Computer Question - awk, sed, grep or anything. - Singletrack World Magazine April 7, 2011

Overview Chat Bike Members News Women

This topic has 29 replies, 12 voices, and was last updated 13 years ago by jcromton.

Viewing 30 posts - 1 through 30 (of 30 total)

Computer Question – awk, sed, grep or anything.
jcromton
Free Member

Hi, it’s a very simple problem I’d like to solve, I know this is probably not the best place to ask, but I’m not ready yet to sign up to a new forum.

I have a list of numbers:
1
1
…
1
2
2
…
2
…
n
n
…
n

and I would like to replace the first occurrence of n with 1, the last occurrence of n with 3 and all n in between with 2, like this:

1
2
2
…
2
3
1
2
2
…
2
3
…
1
2
2
…
3

n is around 300 and the list is 16000 so it’s not massive but may well become more massive in the future.
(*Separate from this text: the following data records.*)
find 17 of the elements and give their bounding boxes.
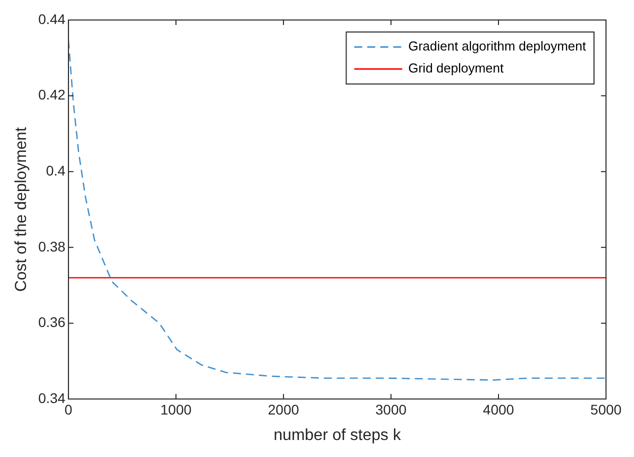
- y-tick-label: 0.42: [38, 86, 66, 103]
- x-tick-label: 0: [64, 401, 73, 418]
- y-axis-title: Cost of the deployment: [13, 126, 30, 292]
- y-tick-label: 0.4: [46, 162, 66, 178]
- y-tick-label: 0.44: [38, 10, 66, 27]
- x-tick-label: 4000: [482, 401, 514, 418]
- legend-label: Gradient algorithm deployment: [408, 38, 586, 54]
- x-tick-label: 1000: [160, 401, 192, 418]
- x-tick-label: 3000: [375, 401, 407, 418]
- x-tick-label: 5000: [590, 401, 622, 418]
- legend-label: Grid deployment: [408, 60, 504, 76]
- x-tick-label: 2000: [268, 401, 300, 418]
- y-tick-label: 0.34: [38, 390, 66, 406]
- line-series: [68, 40, 606, 381]
- y-tick-label: 0.38: [38, 238, 66, 254]
- x-axis-title: number of steps k: [274, 426, 402, 444]
- y-tick-label: 0.36: [38, 314, 66, 330]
I suspect’awk’ would be able to perform this task? This would be my preferred method before I try to use matlab.

Thanks for reading, and thanks in advance of any help or suggestions.

Chris

Posted 13 years ago

allthepies
Free Member

perl FTW

Posted 13 years ago

jimmyjames
Free Member

This would be trivial in Excel. Can advise if you have that.

Posted 13 years ago

Fresh Goods Friday 702: The How Many Film References Edition

geoffj
Full Member

Choose your text wrangling tool of choice or use Excel.
In excel load the numbers in column a with an index/key in column b. A couple of simple forumlae will have you on your way.

Posted 13 years ago

brassneck
Full Member

awk is great for search and replace but you’re going to need a tasty regex to sort that out, well beyond me I’m afraid.

Does it have to be done in batch? Wondering if dumping it to Excel might be easier.

Posted 13 years ago

TheBrick
Free Member

my first attempt, can’t remember how to edit a specified line in sed but you can see what I’m getting at. NOT TESTED!!!

file=infile.txt

firstoccurence=wc -l $file
lastoccurence=0

#grep gives us the line numbers where 'n' occurs in the format $file:x:how-n-occurs so we strip out the line number and find the first and last occurrence. Where x is the line number.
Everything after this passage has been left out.